In 2006, the commission, which investigates discrimination in the workplace, logged 5,646 harassment complaints; a year later, that number grew to 6,977, according to the newspaper. The 2007 figure is twice what it was in 1991.
The EEOC has not researched the increase in hate crimes, but 70 nooses have been hung across the country since 20,000 marchers descended on Jena, La., to protest the seemingly harsh prosecution of six African-American males accused of beating a White classmate, Mark Potok of the Southern Poverty Law Center told USA Today.
In the nation’s capital Tuesday, City Councilman Kwame Brown introduced an anti-noose bill. “The noose has been out of control in the country,” says Brown. “At some point, America needs to send the message that this will not be tolerated.
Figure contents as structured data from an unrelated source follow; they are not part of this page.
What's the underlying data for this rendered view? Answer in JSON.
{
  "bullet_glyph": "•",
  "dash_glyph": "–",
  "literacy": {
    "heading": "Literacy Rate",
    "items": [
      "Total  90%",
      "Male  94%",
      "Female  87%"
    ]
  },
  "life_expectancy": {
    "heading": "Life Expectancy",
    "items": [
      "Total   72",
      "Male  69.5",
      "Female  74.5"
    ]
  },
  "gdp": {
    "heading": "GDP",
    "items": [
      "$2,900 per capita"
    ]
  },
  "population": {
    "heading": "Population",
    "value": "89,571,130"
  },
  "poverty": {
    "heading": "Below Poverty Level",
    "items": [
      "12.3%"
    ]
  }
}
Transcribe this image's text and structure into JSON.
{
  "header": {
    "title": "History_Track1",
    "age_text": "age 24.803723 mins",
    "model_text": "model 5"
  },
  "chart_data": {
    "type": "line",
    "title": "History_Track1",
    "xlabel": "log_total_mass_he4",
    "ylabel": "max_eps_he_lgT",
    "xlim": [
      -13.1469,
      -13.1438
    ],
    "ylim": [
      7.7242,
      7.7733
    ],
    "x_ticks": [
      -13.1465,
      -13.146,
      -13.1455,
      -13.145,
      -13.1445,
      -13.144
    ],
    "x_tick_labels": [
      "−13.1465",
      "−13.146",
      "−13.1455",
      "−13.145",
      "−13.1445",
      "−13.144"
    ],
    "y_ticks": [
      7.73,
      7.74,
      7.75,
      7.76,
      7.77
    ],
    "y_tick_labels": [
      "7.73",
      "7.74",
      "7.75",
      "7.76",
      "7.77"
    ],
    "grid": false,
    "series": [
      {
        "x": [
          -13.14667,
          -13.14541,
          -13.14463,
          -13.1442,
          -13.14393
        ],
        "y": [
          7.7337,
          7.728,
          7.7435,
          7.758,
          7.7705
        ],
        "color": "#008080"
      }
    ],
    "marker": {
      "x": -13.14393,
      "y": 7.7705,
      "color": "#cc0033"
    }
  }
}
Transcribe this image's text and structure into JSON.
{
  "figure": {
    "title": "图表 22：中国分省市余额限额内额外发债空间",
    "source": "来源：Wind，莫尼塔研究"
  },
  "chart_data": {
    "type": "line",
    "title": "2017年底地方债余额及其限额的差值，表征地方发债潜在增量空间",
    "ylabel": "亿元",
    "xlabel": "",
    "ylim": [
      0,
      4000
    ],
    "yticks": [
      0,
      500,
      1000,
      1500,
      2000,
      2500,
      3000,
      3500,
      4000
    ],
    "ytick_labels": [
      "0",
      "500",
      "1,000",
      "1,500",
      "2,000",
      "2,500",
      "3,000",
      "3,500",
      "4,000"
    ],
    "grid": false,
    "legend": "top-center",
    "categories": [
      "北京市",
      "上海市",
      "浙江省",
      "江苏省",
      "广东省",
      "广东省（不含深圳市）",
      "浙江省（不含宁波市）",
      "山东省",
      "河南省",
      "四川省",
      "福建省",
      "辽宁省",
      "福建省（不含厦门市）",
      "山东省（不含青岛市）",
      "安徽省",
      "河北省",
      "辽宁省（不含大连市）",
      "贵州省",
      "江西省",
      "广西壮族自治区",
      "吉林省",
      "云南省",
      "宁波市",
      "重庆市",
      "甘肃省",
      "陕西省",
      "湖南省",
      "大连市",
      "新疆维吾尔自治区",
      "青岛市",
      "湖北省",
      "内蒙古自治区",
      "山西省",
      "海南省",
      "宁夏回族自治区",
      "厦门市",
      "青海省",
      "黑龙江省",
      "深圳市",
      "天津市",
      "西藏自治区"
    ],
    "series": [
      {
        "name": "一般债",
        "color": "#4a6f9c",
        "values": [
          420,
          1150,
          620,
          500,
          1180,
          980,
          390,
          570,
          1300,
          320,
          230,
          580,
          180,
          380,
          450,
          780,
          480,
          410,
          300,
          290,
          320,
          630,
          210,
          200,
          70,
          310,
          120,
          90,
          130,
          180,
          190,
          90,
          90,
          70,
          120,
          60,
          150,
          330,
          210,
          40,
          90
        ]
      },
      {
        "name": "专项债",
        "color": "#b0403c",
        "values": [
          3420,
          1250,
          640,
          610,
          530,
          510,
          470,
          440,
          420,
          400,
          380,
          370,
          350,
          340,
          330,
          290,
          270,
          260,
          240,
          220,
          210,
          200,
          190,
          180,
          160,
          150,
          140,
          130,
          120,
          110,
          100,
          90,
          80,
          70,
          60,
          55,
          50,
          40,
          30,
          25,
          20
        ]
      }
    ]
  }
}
It’s not a joke.”
But Susan Goering, executive director of the ACLU of Maryland, argues that it is even more important to protect freedom of expression, even if that expression is offensive to some. Goering, who helped write Maryland’s noose legislation, says such laws can be crafted to be constitutional if they make it a crime to trespass on private property.
“Hanging a noose is an expression of opinion that amounts to free speech, and it’s a problem to criminalize free speech,” Goering says. “No one is protected by an unconstitutional law.”